In 1995 the complete ridge was climbed by a Japanese expedition. They also came across a body which was initially thought to be Joe Tasker. Upon re-examining all the evidence, Chris Bonington concluded that both sightings were of Boardman: "At first it was surmised that this was Joe Tasker, but after carefully comparing the written descriptions and the photographs provided by each expedition, I became convinced that this was the same as the original sighting and therefore that of Pete."

==Writing==
Boardman's book about the 1976 Changabang expedition, The Shining Mountain, is one of the outstanding works of mountaineering literature, and won the 1979 John Llewellyn Rhys Prize for literature.
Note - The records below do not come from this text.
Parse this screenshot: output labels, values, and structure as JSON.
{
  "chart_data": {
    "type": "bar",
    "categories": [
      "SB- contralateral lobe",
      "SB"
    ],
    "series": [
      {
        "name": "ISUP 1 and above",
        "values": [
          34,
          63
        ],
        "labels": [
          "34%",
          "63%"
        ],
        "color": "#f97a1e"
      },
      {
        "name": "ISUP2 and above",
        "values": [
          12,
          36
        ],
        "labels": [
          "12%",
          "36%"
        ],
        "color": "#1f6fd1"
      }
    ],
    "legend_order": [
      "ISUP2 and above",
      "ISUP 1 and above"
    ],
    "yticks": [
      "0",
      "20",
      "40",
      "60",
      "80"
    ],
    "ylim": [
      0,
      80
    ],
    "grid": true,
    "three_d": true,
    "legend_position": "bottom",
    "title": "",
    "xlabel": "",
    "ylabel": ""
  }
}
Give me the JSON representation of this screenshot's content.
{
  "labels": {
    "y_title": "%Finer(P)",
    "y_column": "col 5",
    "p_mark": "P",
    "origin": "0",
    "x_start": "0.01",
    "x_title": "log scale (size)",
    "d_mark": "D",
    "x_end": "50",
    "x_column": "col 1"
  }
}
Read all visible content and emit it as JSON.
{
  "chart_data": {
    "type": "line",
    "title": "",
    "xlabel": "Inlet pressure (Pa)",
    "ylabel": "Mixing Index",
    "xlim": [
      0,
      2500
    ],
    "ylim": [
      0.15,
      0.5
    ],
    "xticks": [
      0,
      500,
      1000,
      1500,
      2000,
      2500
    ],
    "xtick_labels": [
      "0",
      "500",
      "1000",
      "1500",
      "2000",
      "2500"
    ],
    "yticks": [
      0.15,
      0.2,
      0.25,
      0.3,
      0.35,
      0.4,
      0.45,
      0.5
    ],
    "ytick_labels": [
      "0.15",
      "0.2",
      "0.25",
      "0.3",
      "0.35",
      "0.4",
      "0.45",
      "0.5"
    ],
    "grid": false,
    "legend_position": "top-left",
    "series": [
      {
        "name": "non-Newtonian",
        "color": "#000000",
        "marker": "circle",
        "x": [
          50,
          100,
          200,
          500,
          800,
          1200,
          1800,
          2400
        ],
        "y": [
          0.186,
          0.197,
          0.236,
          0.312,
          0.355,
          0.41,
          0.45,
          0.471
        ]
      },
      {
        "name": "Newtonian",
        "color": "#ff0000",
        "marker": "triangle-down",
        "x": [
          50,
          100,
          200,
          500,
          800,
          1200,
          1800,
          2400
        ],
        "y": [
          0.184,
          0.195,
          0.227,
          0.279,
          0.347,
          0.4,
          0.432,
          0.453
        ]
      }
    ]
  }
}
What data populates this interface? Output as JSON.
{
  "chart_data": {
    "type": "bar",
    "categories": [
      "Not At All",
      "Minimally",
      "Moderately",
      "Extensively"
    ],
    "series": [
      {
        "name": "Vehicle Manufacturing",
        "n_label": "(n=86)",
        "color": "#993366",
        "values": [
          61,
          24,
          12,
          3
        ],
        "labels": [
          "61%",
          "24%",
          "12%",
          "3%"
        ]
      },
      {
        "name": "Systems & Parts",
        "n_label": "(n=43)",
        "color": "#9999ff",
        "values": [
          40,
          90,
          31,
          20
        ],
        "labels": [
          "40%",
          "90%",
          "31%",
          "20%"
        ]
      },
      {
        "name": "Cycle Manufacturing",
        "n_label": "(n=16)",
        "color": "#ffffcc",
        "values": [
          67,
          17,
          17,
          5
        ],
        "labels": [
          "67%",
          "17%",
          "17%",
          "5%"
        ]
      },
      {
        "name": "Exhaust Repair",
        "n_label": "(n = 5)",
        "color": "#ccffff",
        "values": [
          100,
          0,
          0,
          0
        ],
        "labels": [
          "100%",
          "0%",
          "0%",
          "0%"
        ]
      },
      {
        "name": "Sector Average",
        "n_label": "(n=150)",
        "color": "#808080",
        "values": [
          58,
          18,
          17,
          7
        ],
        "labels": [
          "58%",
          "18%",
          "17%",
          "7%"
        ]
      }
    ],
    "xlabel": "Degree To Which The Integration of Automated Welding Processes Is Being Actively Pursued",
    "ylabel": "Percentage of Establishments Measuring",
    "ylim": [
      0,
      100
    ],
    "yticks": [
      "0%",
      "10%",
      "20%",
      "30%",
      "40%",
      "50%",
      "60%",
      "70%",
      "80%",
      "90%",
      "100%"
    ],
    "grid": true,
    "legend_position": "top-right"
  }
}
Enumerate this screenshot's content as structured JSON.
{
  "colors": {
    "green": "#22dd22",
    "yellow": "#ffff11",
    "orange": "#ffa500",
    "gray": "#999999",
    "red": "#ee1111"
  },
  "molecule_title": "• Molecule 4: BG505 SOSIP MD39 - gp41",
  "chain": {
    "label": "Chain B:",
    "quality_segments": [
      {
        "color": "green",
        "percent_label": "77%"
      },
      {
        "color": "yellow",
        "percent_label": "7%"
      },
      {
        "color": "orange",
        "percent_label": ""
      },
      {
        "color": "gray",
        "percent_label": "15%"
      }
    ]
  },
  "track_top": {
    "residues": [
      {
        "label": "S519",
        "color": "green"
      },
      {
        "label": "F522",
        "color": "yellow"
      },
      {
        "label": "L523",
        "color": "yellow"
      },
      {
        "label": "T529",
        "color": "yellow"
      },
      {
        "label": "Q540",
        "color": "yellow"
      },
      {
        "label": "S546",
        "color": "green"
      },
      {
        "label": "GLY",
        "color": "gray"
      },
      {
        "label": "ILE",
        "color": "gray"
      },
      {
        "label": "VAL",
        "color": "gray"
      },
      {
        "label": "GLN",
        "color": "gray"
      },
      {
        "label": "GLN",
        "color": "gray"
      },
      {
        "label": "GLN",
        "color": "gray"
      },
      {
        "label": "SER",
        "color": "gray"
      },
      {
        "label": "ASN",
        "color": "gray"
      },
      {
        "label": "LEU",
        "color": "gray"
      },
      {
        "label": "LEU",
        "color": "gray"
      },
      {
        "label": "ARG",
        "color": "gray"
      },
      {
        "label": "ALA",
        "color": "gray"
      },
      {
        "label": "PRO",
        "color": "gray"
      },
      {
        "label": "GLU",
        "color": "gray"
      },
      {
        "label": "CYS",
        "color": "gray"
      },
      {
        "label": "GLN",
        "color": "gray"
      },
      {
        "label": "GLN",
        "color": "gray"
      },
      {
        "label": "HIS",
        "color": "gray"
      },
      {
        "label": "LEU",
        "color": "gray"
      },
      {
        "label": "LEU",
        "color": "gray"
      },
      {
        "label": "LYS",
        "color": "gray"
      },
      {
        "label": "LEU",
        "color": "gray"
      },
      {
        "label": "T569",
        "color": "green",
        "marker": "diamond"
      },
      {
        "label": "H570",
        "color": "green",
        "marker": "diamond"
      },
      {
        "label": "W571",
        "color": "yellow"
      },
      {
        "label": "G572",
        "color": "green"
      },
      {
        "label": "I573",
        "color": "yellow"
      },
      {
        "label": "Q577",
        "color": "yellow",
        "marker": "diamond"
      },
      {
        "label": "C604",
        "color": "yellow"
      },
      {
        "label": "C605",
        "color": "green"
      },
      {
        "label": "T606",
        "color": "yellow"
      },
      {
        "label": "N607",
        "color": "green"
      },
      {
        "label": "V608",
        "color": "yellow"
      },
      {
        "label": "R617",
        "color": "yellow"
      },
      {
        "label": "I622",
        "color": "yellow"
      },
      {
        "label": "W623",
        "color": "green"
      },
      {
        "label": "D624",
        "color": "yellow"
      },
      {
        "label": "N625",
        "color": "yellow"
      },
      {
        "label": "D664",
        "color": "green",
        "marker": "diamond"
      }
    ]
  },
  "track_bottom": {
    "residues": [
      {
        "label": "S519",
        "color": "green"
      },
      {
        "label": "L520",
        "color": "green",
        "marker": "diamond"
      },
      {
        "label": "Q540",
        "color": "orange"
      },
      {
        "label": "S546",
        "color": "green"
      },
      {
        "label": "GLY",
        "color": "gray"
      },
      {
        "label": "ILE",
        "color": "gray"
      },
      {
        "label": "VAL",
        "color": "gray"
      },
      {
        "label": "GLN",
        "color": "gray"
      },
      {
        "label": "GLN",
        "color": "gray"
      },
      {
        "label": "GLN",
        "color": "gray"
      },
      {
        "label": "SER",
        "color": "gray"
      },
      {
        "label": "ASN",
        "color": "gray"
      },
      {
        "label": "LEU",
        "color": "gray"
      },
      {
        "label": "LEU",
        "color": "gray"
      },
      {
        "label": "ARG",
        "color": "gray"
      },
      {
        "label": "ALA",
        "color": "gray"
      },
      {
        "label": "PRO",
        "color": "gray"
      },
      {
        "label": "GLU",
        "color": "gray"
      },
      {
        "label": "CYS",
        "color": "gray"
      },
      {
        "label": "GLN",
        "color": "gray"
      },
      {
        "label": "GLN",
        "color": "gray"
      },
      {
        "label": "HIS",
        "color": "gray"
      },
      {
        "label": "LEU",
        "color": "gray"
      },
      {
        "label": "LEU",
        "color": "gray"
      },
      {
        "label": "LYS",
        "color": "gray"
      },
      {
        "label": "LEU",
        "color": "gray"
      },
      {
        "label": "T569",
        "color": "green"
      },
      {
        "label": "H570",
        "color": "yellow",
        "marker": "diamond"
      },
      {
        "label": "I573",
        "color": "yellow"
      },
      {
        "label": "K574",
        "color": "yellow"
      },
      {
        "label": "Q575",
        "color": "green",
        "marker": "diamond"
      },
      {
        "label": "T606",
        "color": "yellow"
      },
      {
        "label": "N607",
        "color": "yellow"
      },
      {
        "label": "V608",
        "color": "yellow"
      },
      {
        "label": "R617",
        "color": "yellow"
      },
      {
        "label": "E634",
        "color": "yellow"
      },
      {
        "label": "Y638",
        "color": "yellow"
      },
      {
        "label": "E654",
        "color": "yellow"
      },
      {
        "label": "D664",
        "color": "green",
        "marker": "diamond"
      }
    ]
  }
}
A second book, Sacred Summits, detailing his climbing exploits in 1979 on Carstensz Pyramid, Kangchenjunga and Gauri Sankar, was published posthumously.

In 1995, these books, along with those of Joe Tasker, were republished in the Boardman Tasker Omnibus.

==Commemoration==
- The Boardman Tasker Prize for Mountain Literature was set up in 1983 by family and friends of the two climbers to honour their literary legacy.
- The Peter Boardman Climbing Wall at Stockport Grammar School was dedicated in 2008.
- In 2012, a calendar was produced for 2013 to mark the 30th anniversary of the disappearance of Boardman and Tasker.
- In 2016, The Peter Boardman Climbing wall was opened at the University of Nottingham Ningbo China to mark Boardman's contribution both as a mountaineer and as a Nottingham alumnus.

==Publications==

===Books===
- The Shining Mountain: Two men on Changabang's West Wall (with material by Joe Tasker) (1978) Hodder and Stoughton, London.
- Sacred Summits: A Climber's Year (1982) Hodder and Stoughton, London.

===Articles===
- "The Rock Rush", Nottingham University Mountaineering Club Journal, No. 9 December 1971. pp24–28.
- "Hindu Kush – Alpine Style", Alpine Journal, 1974. p110-114.
- "Long Necks in the Hindu Kush", Mountain, No. 36, June 1974. pp15–21.
- (with R. Richards) "British Everest Expedition SW Face 1975", Alpine Journal, 1976. pp3–15.
- "Everest is not a Private Affair", Mountain Life, Dec 1975/Jan 1976.
- "Peter the Pooh", Crags, No. 4, 1976, pp8–9.
- "Changabang Commentary", Mountain, No. 55, May/June 1977. pp15–27.
- "A Westerner's Luxury", The Listener, 2 March 1978. pp266–267.
- "No More Himalayan Heroes", Climber and Rambler, November 1979. pp34–41.
- "The Untrodden Peak", The Observer Magazine, [issue to be confirmed].
- "Gauri Sankar Report", Climber and Rambler, April 1980. pp40–42.
- "So You're an Everest Climber", Mountain, No. 76. Nov/Dec 1980. pp26–29.
- "Gaurishankar, South Summit", American Alpine Journal, 1980. pp616–617.
- "The British-Nepalese Gauri Shankar Expedition, 1979", Himalayan Journal, 1979–80, Vol. 37. p15.
- "1980 K2 Expedition", American Alpine Journal, 1981. pp286–89.
- "Fight for Life on the Savage Mountain", The Observer Magazine, 15 February 1981.
- "Mount Kongur", The Observer Magazine, 15 November 1981.